Deciphering Malware's use of TLS (without Decryption)

July 06, 2016 · Declared Dead · 🏛 Journal of Computer Virology and Hacking Techniques

"No code URL or promise found in abstract"

Evidence collected by the PWNC Scanner

Authors Blake Anderson, Subharthi Paul, David McGrew arXiv ID 1607.01639 Category cs.CR: Cryptography & Security Citations 197 Venue Journal of Computer Virology and Hacking Techniques Last Checked 4 months ago

Abstract

The use of TLS by malware poses new challenges to network threat detection because traditional pattern-matching techniques can no longer be applied to its messages. However, TLS also introduces a complex set of observable data features that allow many inferences to be made about both the client and the server. We show that these features can be used to detect and understand malware communication, while at the same time preserving the privacy of benign uses of encryption. These data features also allow for accurate malware family attribution of network communication, even when restricted to a single, encrypted flow. To demonstrate this, we performed a detailed study of how TLS is used by malware and enterprise applications.
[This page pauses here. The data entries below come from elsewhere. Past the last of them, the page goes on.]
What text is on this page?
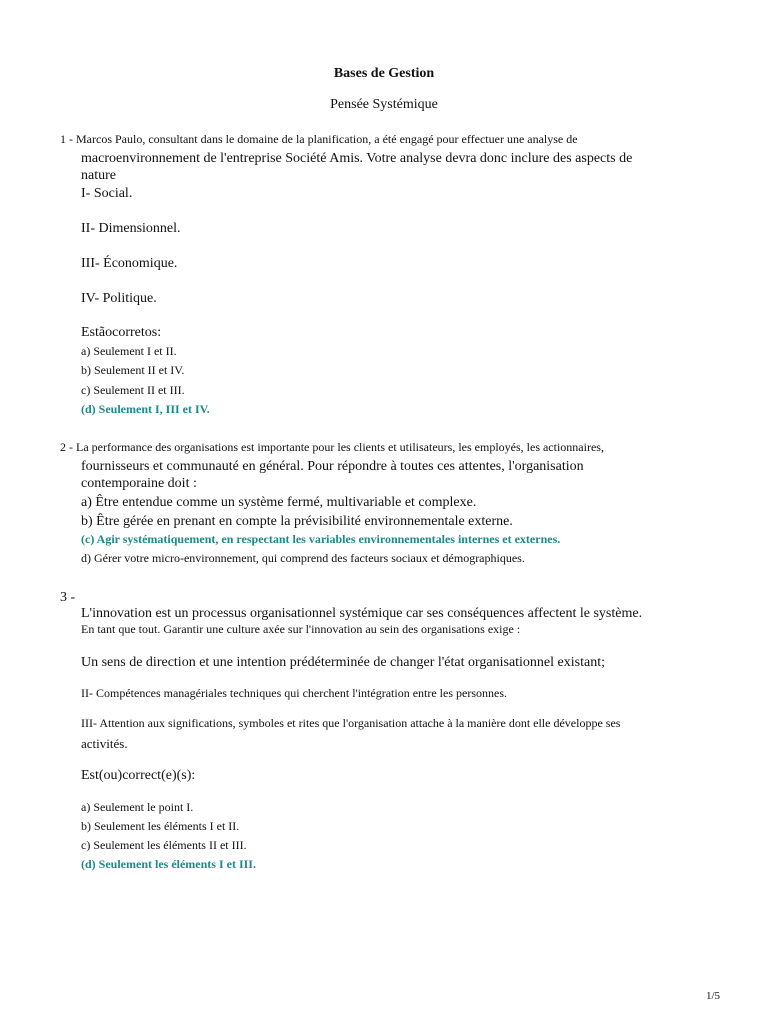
Bases de Gestion

Pensée Systémique

1 - Marcos Paulo, consultant dans le domaine de la planification, a été engagé pour effectuer une analyse de

macroenvironnement de l'entreprise Société Amis. Votre analyse devra donc inclure des aspects de

nature

I- Social.

II- Dimensionnel.

III- Économique.

IV- Politique.

Estãocorretos:

a) Seulement I et II.

b) Seulement II et IV.

c) Seulement II et III.

(d) Seulement I, III et IV.

2 - La performance des organisations est importante pour les clients et utilisateurs, les employés, les actionnaires,

fournisseurs et communauté en général. Pour répondre à toutes ces attentes, l'organisation

contemporaine doit :

a) Être entendue comme un système fermé, multivariable et complexe.

b) Être gérée en prenant en compte la prévisibilité environnementale externe.

(c) Agir systématiquement, en respectant les variables environnementales internes et externes.

d) Gérer votre micro-environnement, qui comprend des facteurs sociaux et démographiques.

3 -

L'innovation est un processus organisationnel systémique car ses conséquences affectent le système.

En tant que tout. Garantir une culture axée sur l'innovation au sein des organisations exige :

Un sens de direction et une intention prédéterminée de changer l'état organisationnel existant;

II- Compétences managériales techniques qui cherchent l'intégration entre les personnes.

III- Attention aux significations, symboles et rites que l'organisation attache à la manière dont elle développe ses

activités.

Est(ou)correct(e)(s):

a) Seulement le point I.

b) Seulement les éléments I et II.

c) Seulement les éléments II et III.

(d) Seulement les éléments I et III.

1/5
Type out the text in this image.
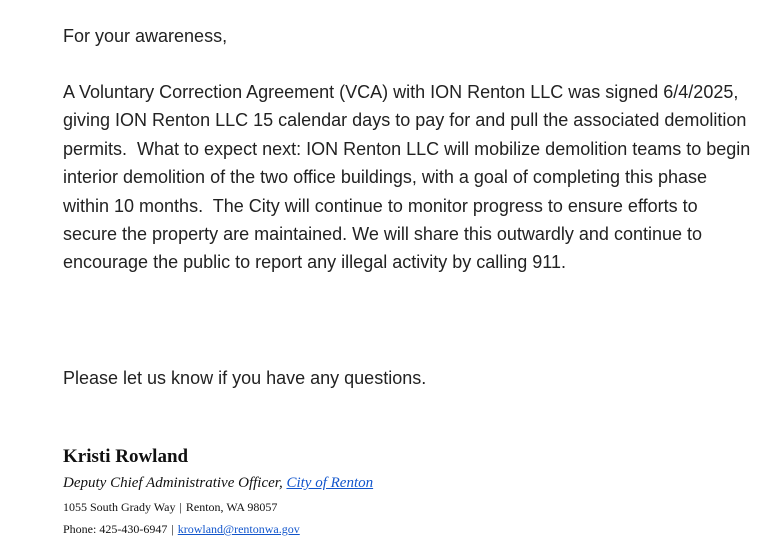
For your awareness,

A Voluntary Correction Agreement (VCA) with ION Renton LLC was signed 6/4/2025, giving ION Renton LLC 15 calendar days to pay for and pull the associated demolition permits.  What to expect next: ION Renton LLC will mobilize demolition teams to begin interior demolition of the two office buildings, with a goal of completing this phase within 10 months.  The City will continue to monitor progress to ensure efforts to secure the property are maintained. We will share this outwardly and continue to encourage the public to report any illegal activity by calling 911.

Please let us know if you have any questions.

Kristi Rowland

Deputy Chief Administrative Officer, City of Renton

1055 South Grady Way | Renton, WA 98057

Phone: 425-430-6947 | krowland@rentonwa.gov
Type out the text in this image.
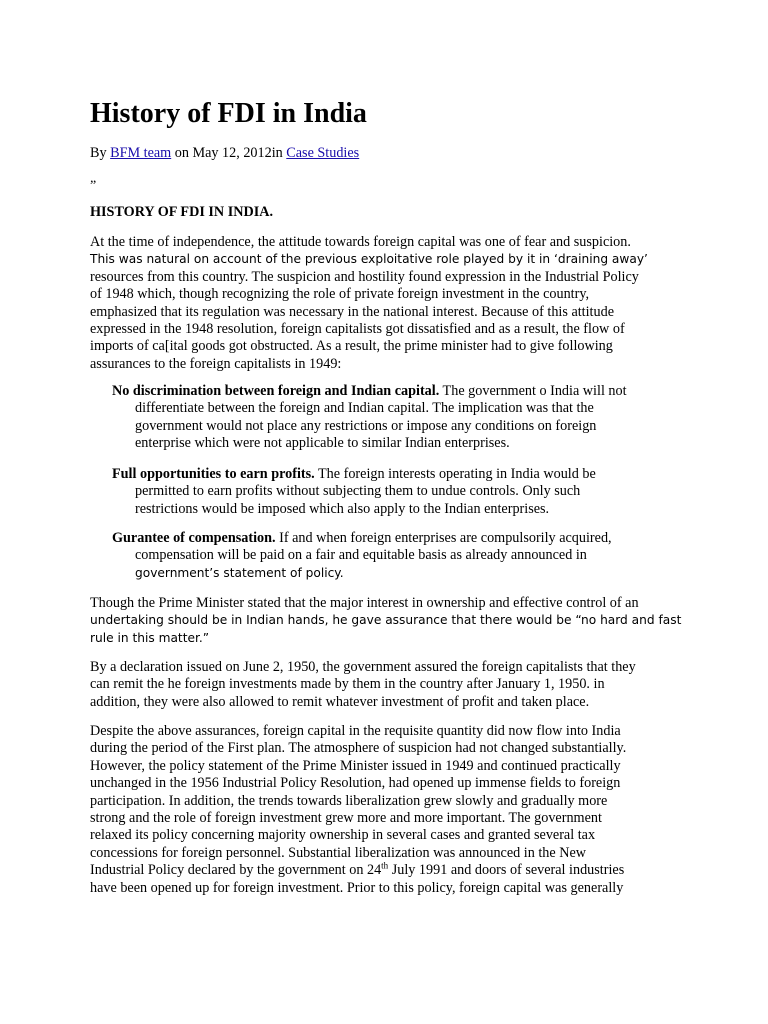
History of FDI in India
By BFM team on May 12, 2012in Case Studies
„
HISTORY OF FDI IN INDIA.
At the time of independence, the attitude towards foreign capital was one of fear and suspicion.
This was natural on account of the previous exploitative role played by it in ‘draining away’
resources from this country. The suspicion and hostility found expression in the Industrial Policy
of 1948 which, though recognizing the role of private foreign investment in the country,
emphasized that its regulation was necessary in the national interest. Because of this attitude
expressed in the 1948 resolution, foreign capitalists got dissatisfied and as a result, the flow of
imports of ca[ital goods got obstructed. As a result, the prime minister had to give following
assurances to the foreign capitalists in 1949:
No discrimination between foreign and Indian capital. The government o India will not
differentiate between the foreign and Indian capital. The implication was that the
government would not place any restrictions or impose any conditions on foreign
enterprise which were not applicable to similar Indian enterprises.
Full opportunities to earn profits. The foreign interests operating in India would be
permitted to earn profits without subjecting them to undue controls. Only such
restrictions would be imposed which also apply to the Indian enterprises.
Gurantee of compensation. If and when foreign enterprises are compulsorily acquired,
compensation will be paid on a fair and equitable basis as already announced in
government’s statement of policy.
Though the Prime Minister stated that the major interest in ownership and effective control of an
undertaking should be in Indian hands, he gave assurance that there would be “no hard and fast
rule in this matter.”
By a declaration issued on June 2, 1950, the government assured the foreign capitalists that they
can remit the he foreign investments made by them in the country after January 1, 1950. in
addition, they were also allowed to remit whatever investment of profit and taken place.
Despite the above assurances, foreign capital in the requisite quantity did now flow into India
during the period of the First plan. The atmosphere of suspicion had not changed substantially.
However, the policy statement of the Prime Minister issued in 1949 and continued practically
unchanged in the 1956 Industrial Policy Resolution, had opened up immense fields to foreign
participation. In addition, the trends towards liberalization grew slowly and gradually more
strong and the role of foreign investment grew more and more important. The government
relaxed its policy concerning majority ownership in several cases and granted several tax
concessions for foreign personnel. Substantial liberalization was announced in the New
Industrial Policy declared by the government on 24th July 1991 and doors of several industries
have been opened up for foreign investment. Prior to this policy, foreign capital was generally
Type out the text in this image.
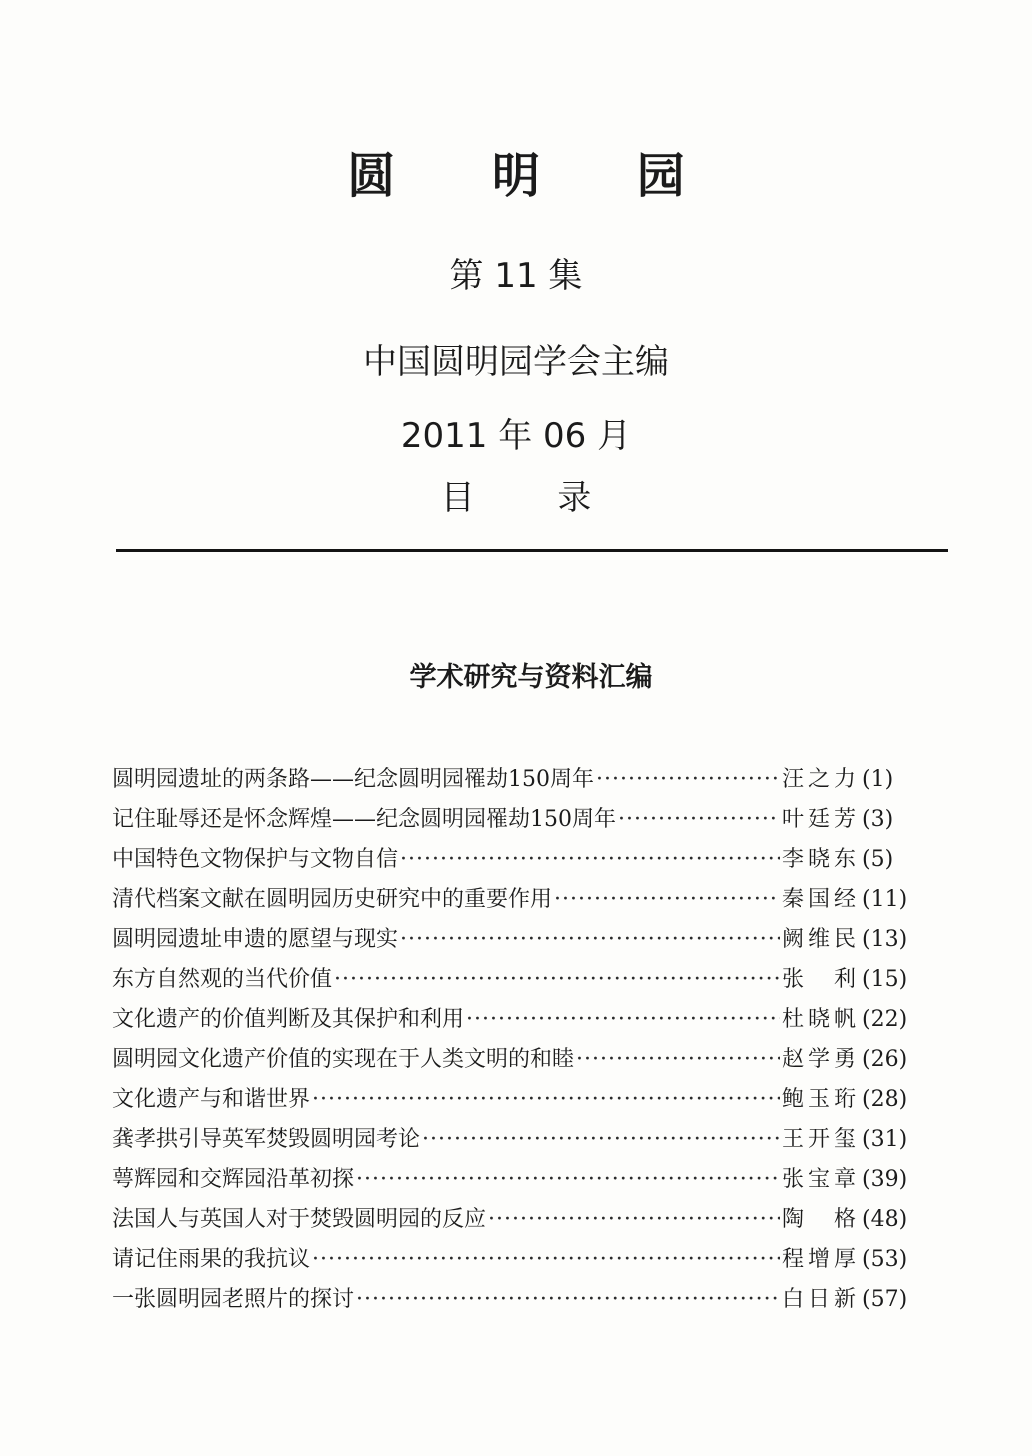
圆 明 园
第 11 集
中国圆明园学会主编
2011 年 06 月
目 录
学术研究与资料汇编
圆明园遗址的两条路——纪念圆明园罹劫150周年 ·····	汪之力 (1)
记住耻辱还是怀念辉煌——纪念圆明园罹劫150周年 ·····	叶廷芳 (3)
中国特色文物保护与文物自信 ·····	李晓东 (5)
清代档案文献在圆明园历史研究中的重要作用 ·····	秦国经 (11)
圆明园遗址申遗的愿望与现实 ·····	阙维民 (13)
东方自然观的当代价值 ·····	张 利 (15)
文化遗产的价值判断及其保护和利用 ·····	杜晓帆 (22)
圆明园文化遗产价值的实现在于人类文明的和睦 ·····	赵学勇 (26)
文化遗产与和谐世界 ·····	鲍玉珩 (28)
龚孝拱引导英军焚毁圆明园考论 ·····	王开玺 (31)
萼辉园和交辉园沿革初探 ·····	张宝章 (39)
法国人与英国人对于焚毁圆明园的反应 ·····	陶 格 (48)
请记住雨果的我抗议 ·····	程增厚 (53)
一张圆明园老照片的探讨 ·····	白日新 (57)
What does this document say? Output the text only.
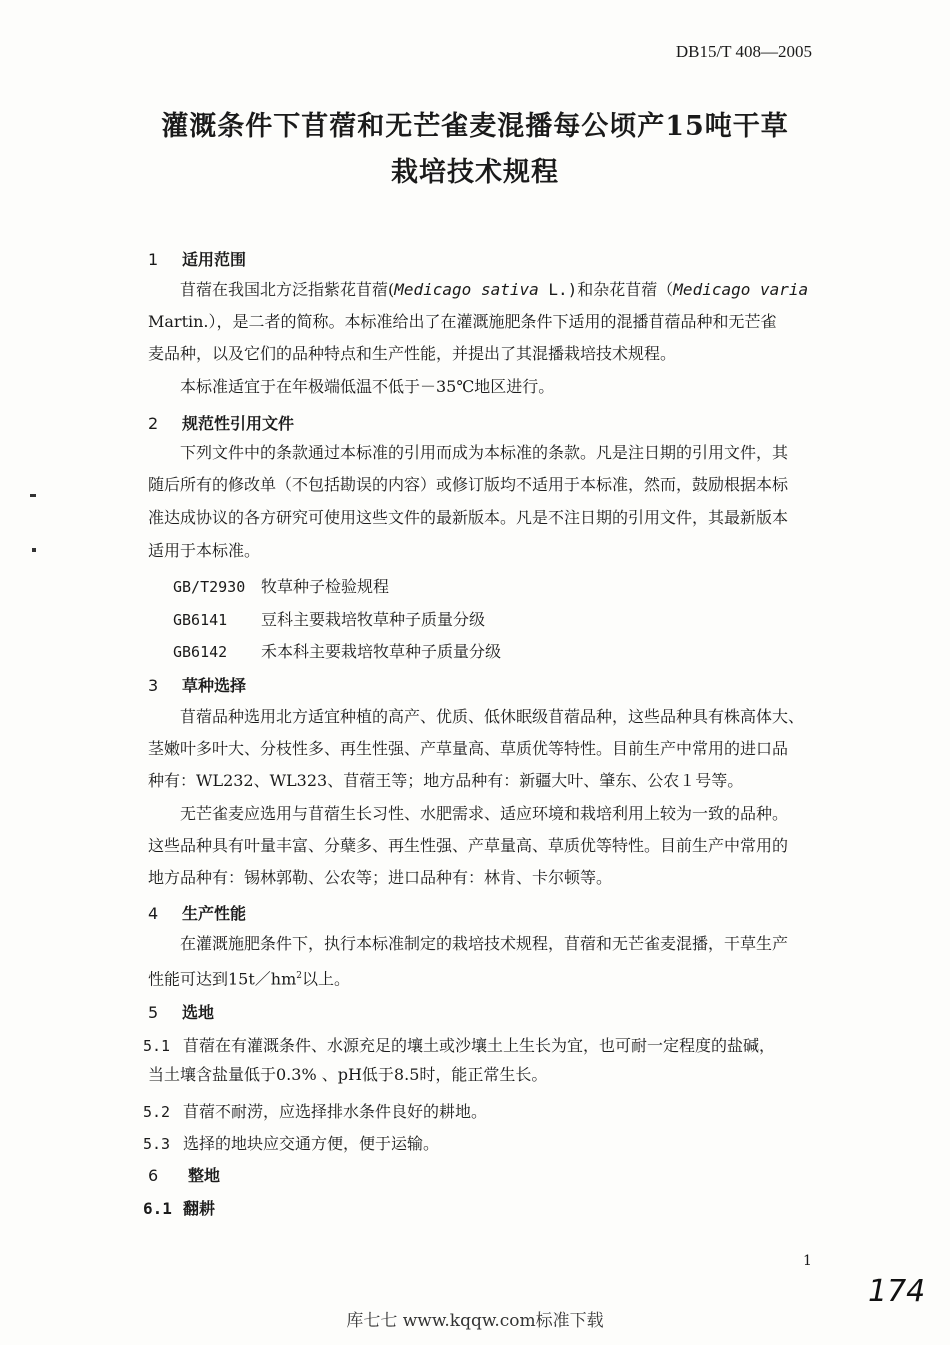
DB15/T 408—2005
灌溉条件下苜蓿和无芒雀麦混播每公顷产15吨干草
栽培技术规程
1 适用范围
苜蓿在我国北方泛指紫花苜蓿(Medicago sativa L.)和杂花苜蓿（Medicago varia
Martin.），是二者的简称。本标准给出了在灌溉施肥条件下适用的混播苜蓿品种和无芒雀
麦品种，以及它们的品种特点和生产性能，并提出了其混播栽培技术规程。
本标准适宜于在年极端低温不低于－35℃地区进行。
2 规范性引用文件
下列文件中的条款通过本标准的引用而成为本标准的条款。凡是注日期的引用文件，其
随后所有的修改单（不包括勘误的内容）或修订版均不适用于本标准，然而，鼓励根据本标
准达成协议的各方研究可使用这些文件的最新版本。凡是不注日期的引用文件，其最新版本
适用于本标准。
GB/T2930 牧草种子检验规程
GB6141 豆科主要栽培牧草种子质量分级
GB6142 禾本科主要栽培牧草种子质量分级
3 草种选择
苜蓿品种选用北方适宜种植的高产、优质、低休眠级苜蓿品种，这些品种具有株高体大、
茎嫩叶多叶大、分枝性多、再生性强、产草量高、草质优等特性。目前生产中常用的进口品
种有：WL232、WL323、苜蓿王等；地方品种有：新疆大叶、肇东、公农１号等。
无芒雀麦应选用与苜蓿生长习性、水肥需求、适应环境和栽培利用上较为一致的品种。
这些品种具有叶量丰富、分蘖多、再生性强、产草量高、草质优等特性。目前生产中常用的
地方品种有：锡林郭勒、公农等；进口品种有：林肯、卡尔顿等。
4 生产性能
在灌溉施肥条件下，执行本标准制定的栽培技术规程，苜蓿和无芒雀麦混播，干草生产
性能可达到$15t/hm^2$以上。
5 选地
5.1 苜蓿在有灌溉条件、水源充足的壤土或沙壤土上生长为宜，也可耐一定程度的盐碱，
当土壤含盐量低于0.3% 、pH低于8.5时，能正常生长。
5.2 苜蓿不耐涝，应选择排水条件良好的耕地。
5.3 选择的地块应交通方便，便于运输。
6 整地
6.1 翻耕
1
174
库七七 www.kqqw.com标准下载
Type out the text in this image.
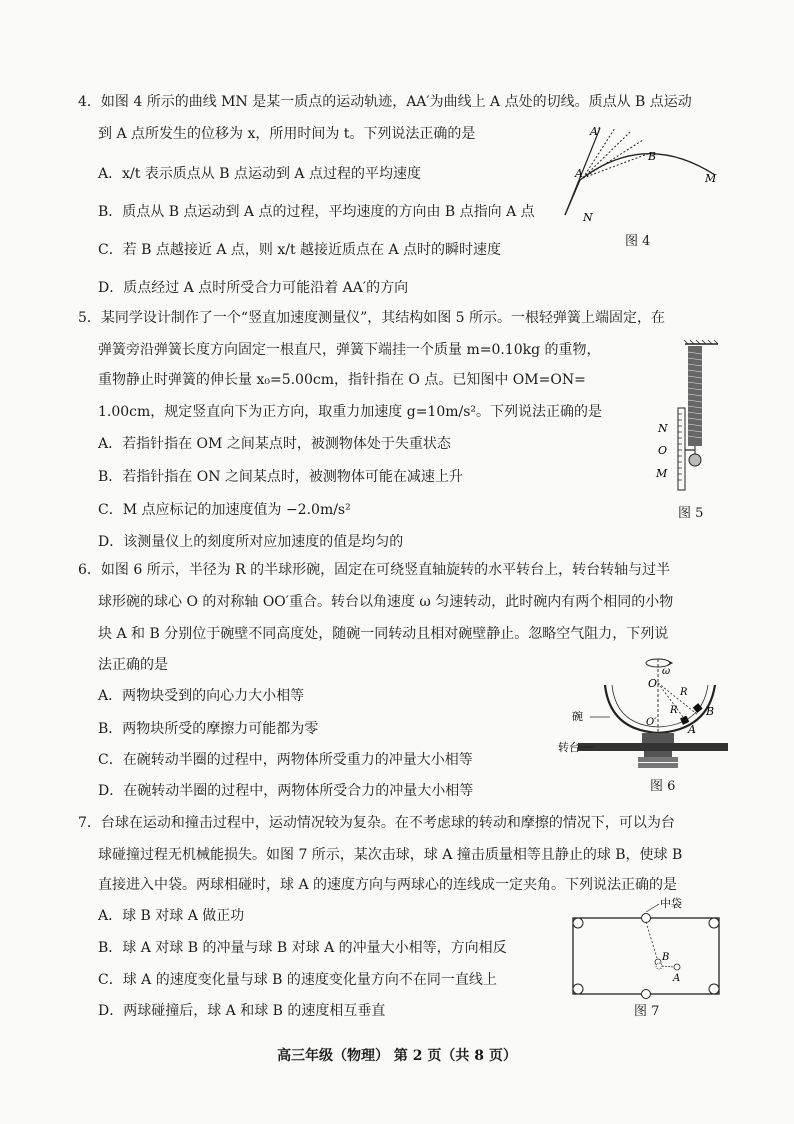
4．如图 4 所示的曲线 MN 是某一质点的运动轨迹，AA′为曲线上 A 点处的切线。质点从 B 点运动
到 A 点所发生的位移为 x，所用时间为 t。下列说法正确的是
A．x/t 表示质点从 B 点运动到 A 点过程的平均速度
B．质点从 B 点运动到 A 点的过程，平均速度的方向由 B 点指向 A 点
C．若 B 点越接近 A 点，则 x/t 越接近质点在 A 点时的瞬时速度
D．质点经过 A 点时所受合力可能沿着 AA′的方向
A′
B
M
A
N
图 4
5．某同学设计制作了一个“竖直加速度测量仪”，其结构如图 5 所示。一根轻弹簧上端固定，在
弹簧旁沿弹簧长度方向固定一根直尺，弹簧下端挂一个质量 m=0.10kg 的重物，
重物静止时弹簧的伸长量 x₀=5.00cm，指针指在 O 点。已知图中 OM=ON=
1.00cm，规定竖直向下为正方向，取重力加速度 g=10m/s²。下列说法正确的是
A．若指针指在 OM 之间某点时，被测物体处于失重状态
B．若指针指在 ON 之间某点时，被测物体可能在减速上升
C．M 点应标记的加速度值为 −2.0m/s²
D．该测量仪上的刻度所对应加速度的值是均匀的
N
O
M
图 5
6．如图 6 所示，半径为 R 的半球形碗，固定在可绕竖直轴旋转的水平转台上，转台转轴与过半
球形碗的球心 O 的对称轴 OO′重合。转台以角速度 ω 匀速转动，此时碗内有两个相同的小物
块 A 和 B 分别位于碗壁不同高度处，随碗一同转动且相对碗壁静止。忽略空气阻力，下列说
法正确的是
A．两物块受到的向心力大小相等
B．两物块所受的摩擦力可能都为零
C．在碗转动半圈的过程中，两物体所受重力的冲量大小相等
D．在碗转动半圈的过程中，两物体所受合力的冲量大小相等
ω
O
R
R	B
A
O′
碗
转台
图 6
7．台球在运动和撞击过程中，运动情况较为复杂。在不考虑球的转动和摩擦的情况下，可以为台
球碰撞过程无机械能损失。如图 7 所示，某次击球，球 A 撞击质量相等且静止的球 B，使球 B
直接进入中袋。两球相碰时，球 A 的速度方向与两球心的连线成一定夹角。下列说法正确的是
A．球 B 对球 A 做正功
B．球 A 对球 B 的冲量与球 B 对球 A 的冲量大小相等，方向相反
C．球 A 的速度变化量与球 B 的速度变化量方向不在同一直线上
D．两球碰撞后，球 A 和球 B 的速度相互垂直
中袋
B
A
图 7
高三年级（物理） 第 2 页（共 8 页）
We provide a general analysis on millions of TLS encrypted flows, and a targeted study on 18 malware families composed of thousands of unique malware samples and ten-of-thousands of malicious TLS flows. Importantly, we identify and accommodate the bias introduced by the use of a malware sandbox. The performance of a malware classifier is correlated with a malware family's use of TLS, i.e., malware families that actively evolve their use of cryptography are more difficult to classify. We conclude that malware's usage of TLS is distinct from benign usage in an enterprise setting, and that these differences can be effectively used in rules and machine learning classifiers.